UWinnipeg’s Dr. Jaqueline McLeod Rogers has published an article in The Conversation, Why we must embrace geoengineering and other technologies to stop the climate crisis, which builds on her recent book, Techno-Sensorium City: Coming to Ours Senses in a Programmed Environment (Lexington 2021). Her book explores arguments of Canadian communications expert Marshall McLuhan favouring deliberate applications of design and technology to save and shape a hospitable planet.
Her article in The Conversation – which was also picked up by the National Post – draws on McLuhan to historicize arguments for geoengineering climate-crisis solutions. In it, she refers to more recent cultural and design theorists who similarly call for public support for geo-engineering projects to acknowledge this route is not one most of us hoped to take, yet it is one we are already on and need to secure.
McLeod Rogers is a professor, Chair for the Department of Rhetoric, Writing and Communications, and feminist scholar with a long-term commitment to developing and promoting writing- and language-based education courses responsive to issues of culture and place. She teaches Composing Winnipeg: Rhetorics of/and the City, which deals with place-making practices, diversity, mobilities, and the tenacity of a localized “sense of place” that thrives even as it adjusts to the global flow of people and things.

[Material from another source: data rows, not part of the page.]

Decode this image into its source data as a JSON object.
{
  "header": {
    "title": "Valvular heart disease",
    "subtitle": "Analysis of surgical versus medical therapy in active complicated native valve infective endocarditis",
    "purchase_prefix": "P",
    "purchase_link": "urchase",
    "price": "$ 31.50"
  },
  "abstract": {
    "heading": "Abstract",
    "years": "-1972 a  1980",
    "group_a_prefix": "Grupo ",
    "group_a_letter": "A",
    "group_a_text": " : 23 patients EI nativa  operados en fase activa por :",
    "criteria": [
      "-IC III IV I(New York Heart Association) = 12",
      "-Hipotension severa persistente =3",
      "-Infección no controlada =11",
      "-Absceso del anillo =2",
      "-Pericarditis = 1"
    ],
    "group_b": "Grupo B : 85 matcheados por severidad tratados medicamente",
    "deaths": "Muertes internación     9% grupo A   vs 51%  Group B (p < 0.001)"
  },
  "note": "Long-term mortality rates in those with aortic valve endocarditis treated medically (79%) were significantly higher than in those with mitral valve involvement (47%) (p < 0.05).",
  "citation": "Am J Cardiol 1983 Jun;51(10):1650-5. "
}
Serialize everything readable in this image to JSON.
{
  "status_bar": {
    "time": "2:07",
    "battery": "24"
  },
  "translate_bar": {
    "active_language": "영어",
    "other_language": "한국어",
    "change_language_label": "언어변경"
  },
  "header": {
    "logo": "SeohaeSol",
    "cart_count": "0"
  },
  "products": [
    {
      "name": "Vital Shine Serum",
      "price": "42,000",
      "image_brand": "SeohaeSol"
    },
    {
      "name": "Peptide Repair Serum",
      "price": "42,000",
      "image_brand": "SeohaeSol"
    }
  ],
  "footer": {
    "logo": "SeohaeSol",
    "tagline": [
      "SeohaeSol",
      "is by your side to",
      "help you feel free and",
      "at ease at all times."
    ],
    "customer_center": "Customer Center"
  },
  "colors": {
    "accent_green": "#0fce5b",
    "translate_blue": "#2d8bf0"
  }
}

Her central research interest in urban rhetorics aims at developing the language of networked and multiple relationships – revealing the writing self in social and material contexts, amidst a spinning web of relational ties. Much of her research is collaborative, such as studies that take up questions about how digital media affects our scholarly and cultural practices. McLeod Rogers is currently co-editing a collection of essays that examine technologies in domestic space, Mothering/Internet/Kids. She has published several other volumes exploring McLuhan and contemporary communication theory and practice.